Alberto Isaac

Alberto Isaac é jornalista professor e comerciante. Durante quarenta e cinco anos foi o correspondente do jornal “O Estado de São Paulo” em nossa região.

Na terra, resquícios do último cinema

sábado, 20 de outubro de 2018 por Alberto Isaac

Pode-se contar nos dedos aqueles que se lembram, mesmo vagamente, do que foram os cinemas de outrora que refulgiram no cenário comercial e artístico desta cidade.
Eram as atraentes casas que se abriam à noite, convocando os itapetininganos em geral a sonharem emocionalmente com as películas românticas, ternas e inesquecíveis, produzidas na longínqua Hollywood – recanto da doçura e beleza.
Constituíam, na época, o entretenimento da população de todos segmentos sociais, sendo que, sistematicamente as noites, já se ouviam, ao longe, o agudo tilintar das campanhas colocadas nos prédios dos cinemas. Elas anunciavam o início das sessões cinematográficas.

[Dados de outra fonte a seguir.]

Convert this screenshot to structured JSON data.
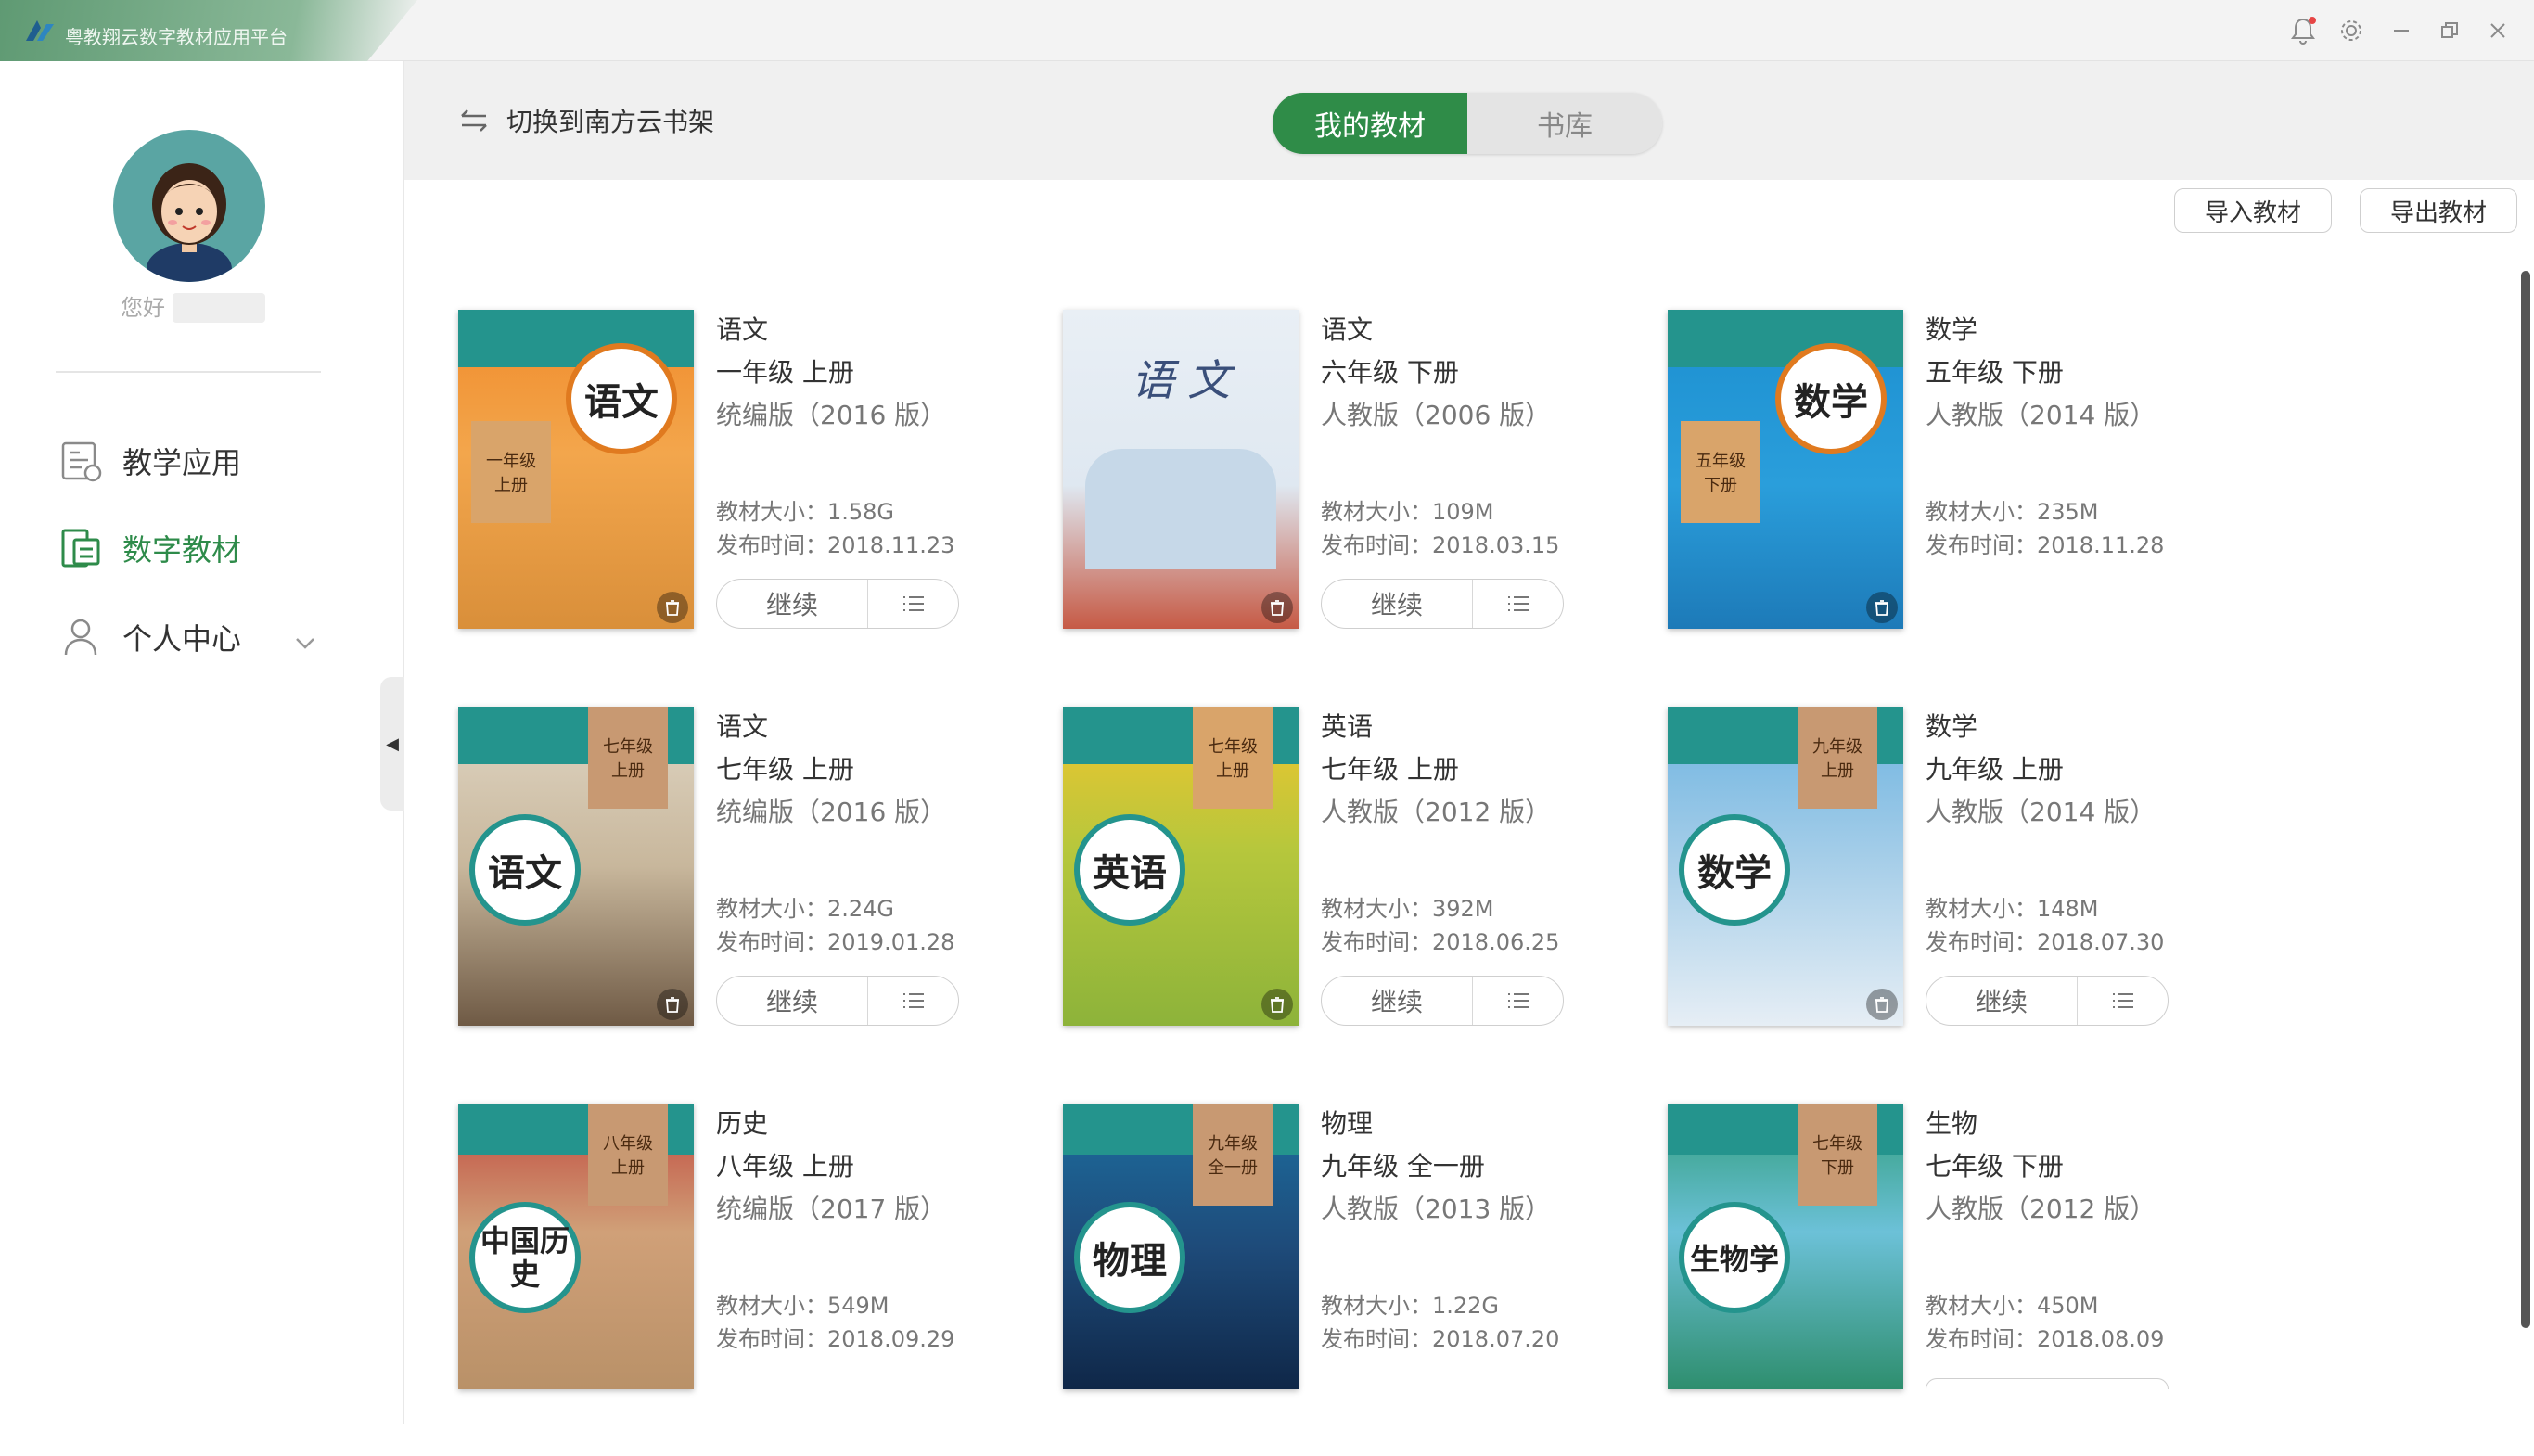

Nas ruas Venâncio Aires e Monsenhor Soares, os majestosos prédios do “Ideal” – depois Olana e Itapetininga e na fervilhante Campos Sales a atraente São Pedro, o primeiro de propriedade da família Samarco, o segundo, o pioneiro a instalar cinema na cidade, de Salvador Brizola, “Vadozinho”, e o terceiro sob a responsabilidade de outro membro da família Samarco – não confundir com os Samarcos de Mariana, do Estado de Minas Gerais.
Filmes épicos, românticos e comédias, além dos notáveis foroestes – foram exibidos nessas casas de espetáculos com grande aceitação e agrado geral da população, bem como as “matinês” realizadas aos domingos e feriados, com a presença de inquietas crianças, cuja vibração atingia o ápice do entusiasmo quando das apresentações dos filmes seriados – empolgando os expectadores infantis. “O barulho era tanto que repercutia em toda área onde se situavam os cinemas”, comenta hoje o advogado Waldomiro de Carvalho Filho (o conhecido Xuca).

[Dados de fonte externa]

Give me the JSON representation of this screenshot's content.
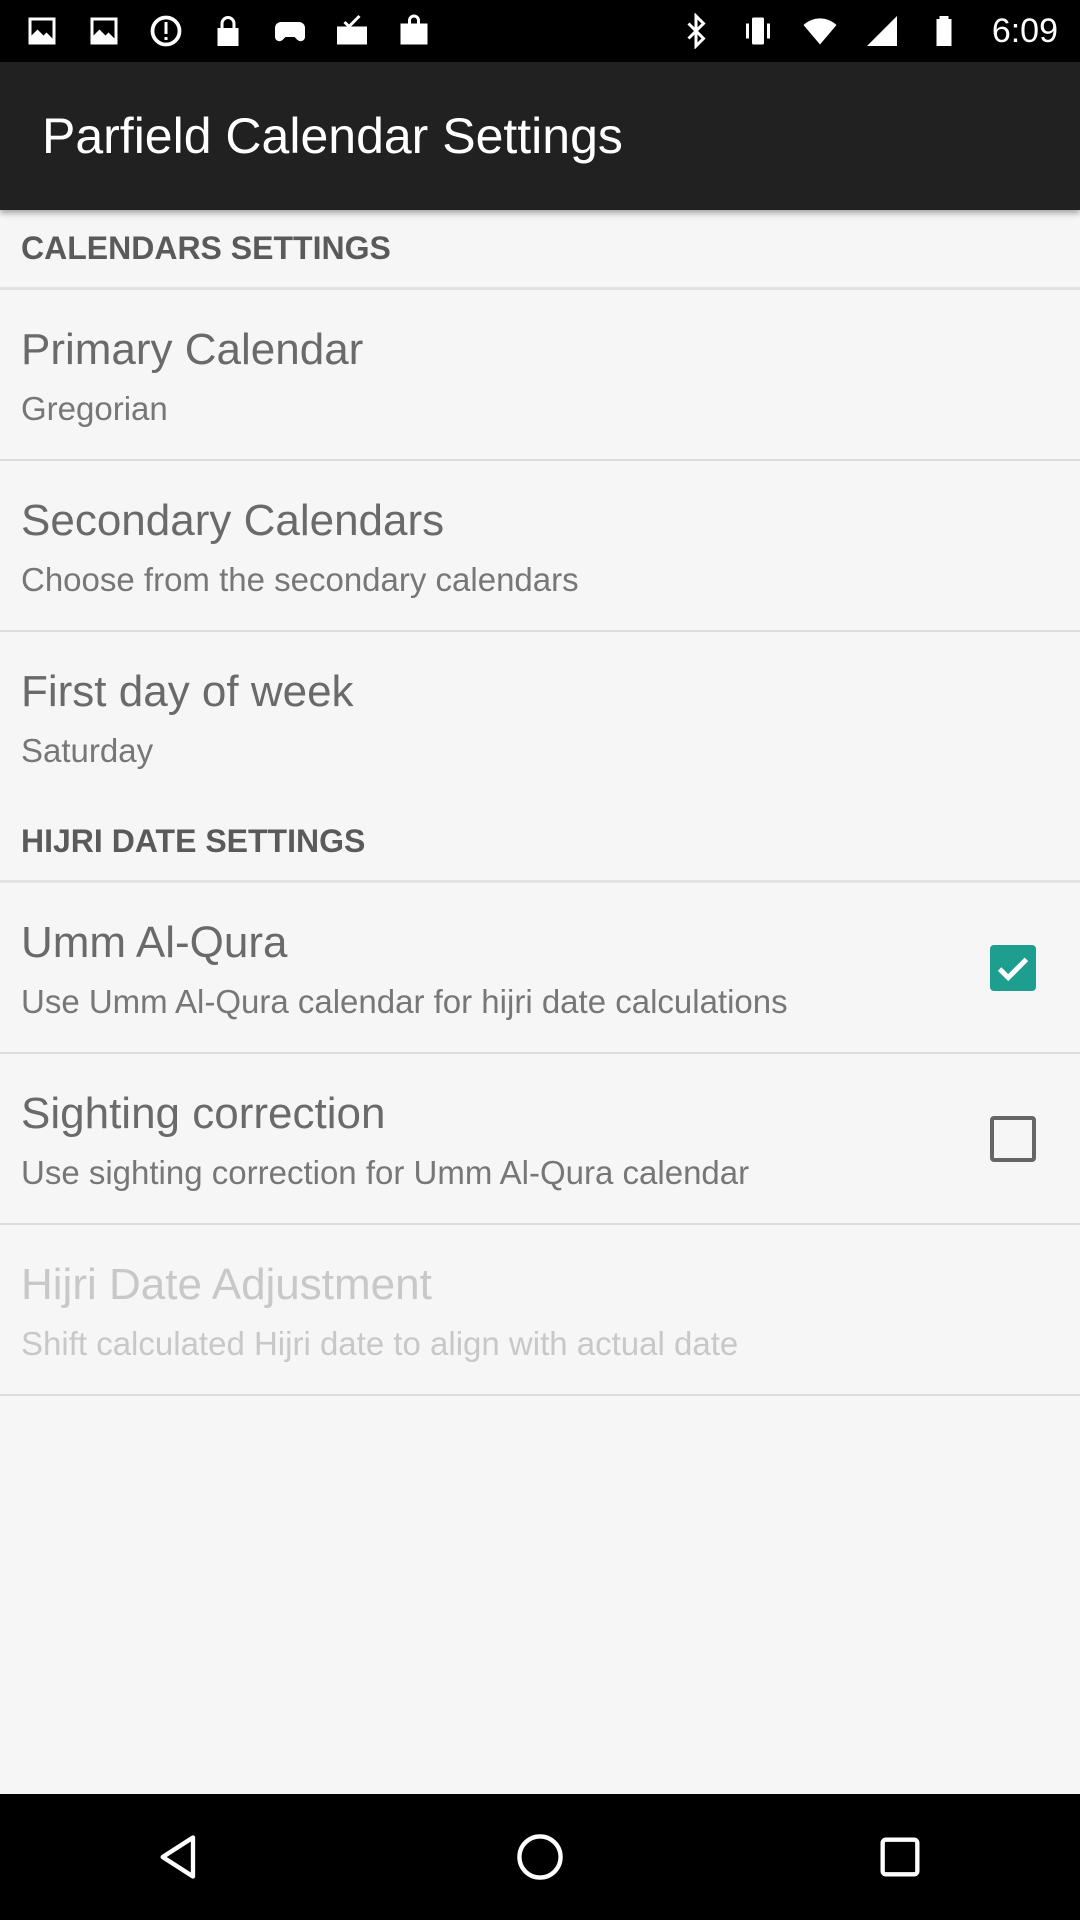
{
  "status_bar": {
    "time": "6:09",
    "left_icons": [
      "image-icon",
      "image-icon",
      "alert-icon",
      "lock-icon",
      "game-controller-icon",
      "mail-check-icon",
      "shopping-bag-icon"
    ],
    "right_icons": [
      "bluetooth-icon",
      "vibrate-icon",
      "wifi-icon",
      "signal-icon",
      "battery-icon"
    ]
  },
  "app_bar": {
    "title": "Parfield Calendar Settings"
  },
  "sections": {
    "calendars": {
      "header": "CALENDARS SETTINGS",
      "primary": {
        "title": "Primary Calendar",
        "summary": "Gregorian"
      },
      "secondary": {
        "title": "Secondary Calendars",
        "summary": "Choose from the secondary calendars"
      },
      "first_day": {
        "title": "First day of week",
        "summary": "Saturday"
      }
    },
    "hijri": {
      "header": "HIJRI DATE SETTINGS",
      "umm_al_qura": {
        "title": "Umm Al-Qura",
        "summary": "Use Umm Al-Qura calendar for hijri date calculations",
        "checked": true
      },
      "sighting": {
        "title": "Sighting correction",
        "summary": "Use sighting correction for Umm Al-Qura calendar",
        "checked": false
      },
      "adjustment": {
        "title": "Hijri Date Adjustment",
        "summary": "Shift calculated Hijri date to align with actual date",
        "enabled": false
      }
    }
  },
  "colors": {
    "accent": "#1e9e8e",
    "app_bar": "#212121",
    "background": "#f6f6f6"
  },
  "nav_bar": {
    "icons": [
      "back-icon",
      "home-icon",
      "recents-icon"
    ]
  }
}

Com o desenvolvimento da indústria cinematográfica, ” manter uma casa deste gênero em funcionamento”, proclamava-se, “era um grande e valioso negócio, fonte certa de rendimento garantido”.

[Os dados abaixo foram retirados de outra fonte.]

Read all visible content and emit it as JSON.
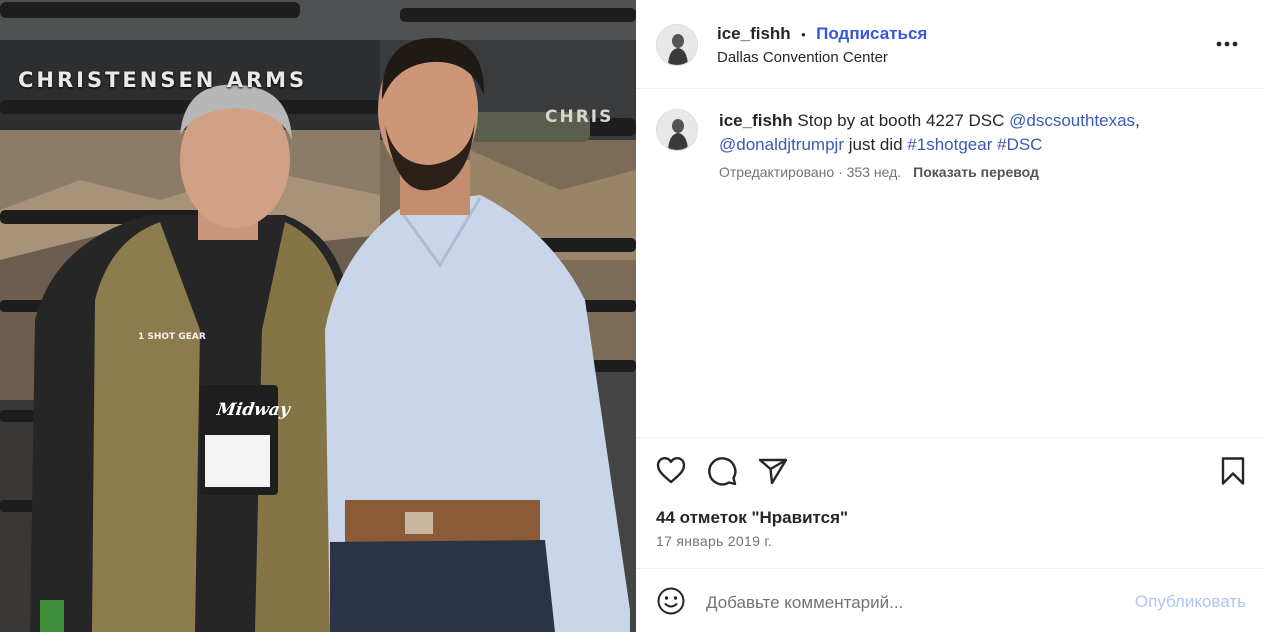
{
  "photo": {
    "brand": "CHRISTENSEN ARMS",
    "brand_partial": "CHRIS",
    "vest_logo": "1 SHOT GEAR",
    "badge_logo": "Midway"
  },
  "header": {
    "username": "ice_fishh",
    "separator": "•",
    "follow_label": "Подписаться",
    "location": "Dallas Convention Center",
    "more_icon": "more-horizontal-icon"
  },
  "caption": {
    "username": "ice_fishh",
    "text_1": " Stop by at booth 4227 DSC ",
    "mention_1": "@dscsouthtexas",
    "text_2": ",",
    "mention_2": "@donaldjtrumpjr",
    "text_3": " just did ",
    "hashtag_1": "#1shotgear",
    "hashtag_2": "#DSC",
    "edited": "Отредактировано · 353 нед.",
    "translate": "Показать перевод"
  },
  "actions": {
    "like_icon": "heart-icon",
    "comment_icon": "comment-icon",
    "share_icon": "share-icon",
    "save_icon": "bookmark-icon"
  },
  "stats": {
    "likes": "44 отметок \"Нравится\"",
    "date": "17 январь 2019 г."
  },
  "comment": {
    "emoji_icon": "emoji-icon",
    "placeholder": "Добавьте комментарий...",
    "publish_label": "Опубликовать"
  },
  "colors": {
    "link": "#3858d6",
    "publish_disabled": "#b2c4f5",
    "secondary_text": "#737373"
  }
}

Foi com este motivo que moradores então, da região oeste de Itapetininga decidiram reivindicar a construção de um prédio destinado a exibição de filmes de alta categoria. Pensavam apenas em proporcionar aos moradores daquela região um ponto de atração e divertimento a mais para os itapetininganos. Não pretendiam colher lucros do empreendimento, “apenas para valorizar mais a área e tornar-se outro centro comercial desta Atenas do Sul. ”
Seriam beneficiadas as vilas Maria, Jardim Itália, Vila Nova, além das grandes extensões do centro da cidade e adjacência e, para isso, auxiliaram para o sonho tornar-se realidade conceituados moradores como os Alciati, Irmãos Ferrari, famílias Fagnani, Jubran, Belarmino, família Borba, Peiretti, Matarazzo e outras. Através de eleições escolheram o nome de “Cine Aparecida do Sul” um belo, agradável e útil presente para Itapetininga inteira.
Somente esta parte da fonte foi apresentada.